How OEMs will Leverage the Multiven Open Marketplace DApp to Boost Sales
Blockchain has heralded a novel way to do business across a number of industrial sectors. From finance, to healthcare, to supply chain, and just about everything else, blockchain is slowly becoming an ever present technology in today’s world.
The use of blockchain technology has so far been mainly associated with cryptocurrencies, and while blockchain is indeed the technology underlying Bitcoin and other digital currencies, it is far from its only possible application.
At its core, blockchain is a digital ledger where transactions, once recorded, become immutable. In other words, on the blockchain, data can be distributed, but not altered. The immutability trait is key towards maintaining and verifying the integrity of the data transacted on the ledger.
There are plenty of other applications for this emerging technology.
Information Technology (IT) Original Equipment Manufacturers (OEMs), for example, can greatly benefit from the implementation of blockchain technology in a variety of ways, including full traceability of an equipment’s history and ownership verification.
Multiven, a pioneering technology company is developing a platform that works as an oracle to OEMs, providing first-of-kind post-genesis IT asset ownership records for OEMs.
Boosting Service Sales through Multiven Open Marketplace (MOM)
“Today, the only way an OEM can verify a customer’s entitlement to service and support is by matching the chassis serial number to the organisation or individual, the equipment was originally sold to. OEMs have zero visibility into post-genesis ownership records for the billions of IT equipment they sell into the market annually. The Multiven Open Marketplace DApp will fill this void as the world’s first blockchain-based oracle for all OEMs” — stated Peter Alfred-Adekeye, Multiven’s founder and CEO.
Purchasing pre-owned IT equipment is quite commonplace among businesses. because it is budget-friendly, and usually delivered quicker than brand new stuff. But used equipment does have its drawbacks also.
Determining the provenance of a given piece of IT equipment is very difficult, especially, if there have been more than one owner.
This immediately raises the question of whether or not the person or company that you purchase the equipment from is actually the legal owner in the first place! Because of this, obtaining service for a router, switch, server or any other IT asset, that may already be out of warranty, can be a complicated process.
A practical example: When you buy a router from Cisco, Cisco is aware of the transaction, and a record of the sale exists somewhere in their database. One year on, you decide to sell that router to someone else. A few weeks after the sale, the router malfunctions so the buyer needs warranty support from Cisco. When Cisco attempts to verify service entitlement, they will inform the new owner that the serial number of the device is not associated to their firm and service will be denied.
The MOM specifically addresses this dilemma with a blockchain solution.

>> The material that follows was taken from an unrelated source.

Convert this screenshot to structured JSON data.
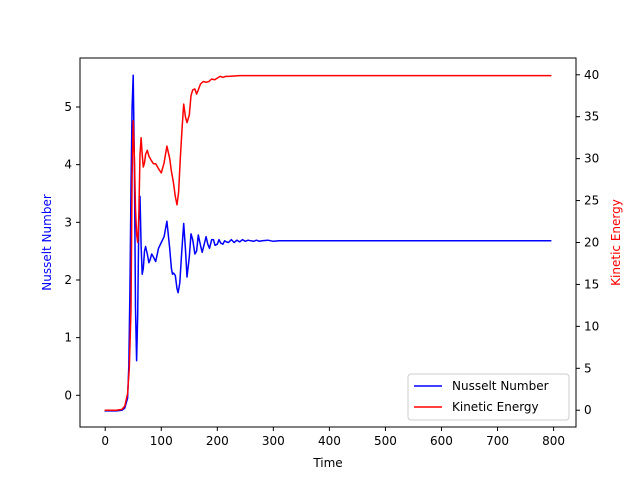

When you sell your pre-owned IT hardware or software license through the MOM, OEMs will have complete and transparent visibility into your IT asset’s ownership history, so that when warranty support is needed in the future, the manufacturer will be able to quickly validate ownership (and by extension, entitlement to support and service), and probably upsell the owner on its support services.
The Multiven Open Marketplace (MOM) aligns OEMs and end-users through the blockchain. By providing full and transparent transaction history for a given IT asset, MOM simplifies the usually protracted process of determining provenance and ascertaining whether or not a particular organisation owns an asset.
The blockchain solution powering MOM offers a unique value proposition for end-users, as it removes the cumbersome and often insurmountable task of proving ownership. Equally, OEMs can rely on MOM to quickly validate an asset’s origin and history, enabling them to make a quick service decision which should translate to an increased customer satisfaction and growth in their services revenue.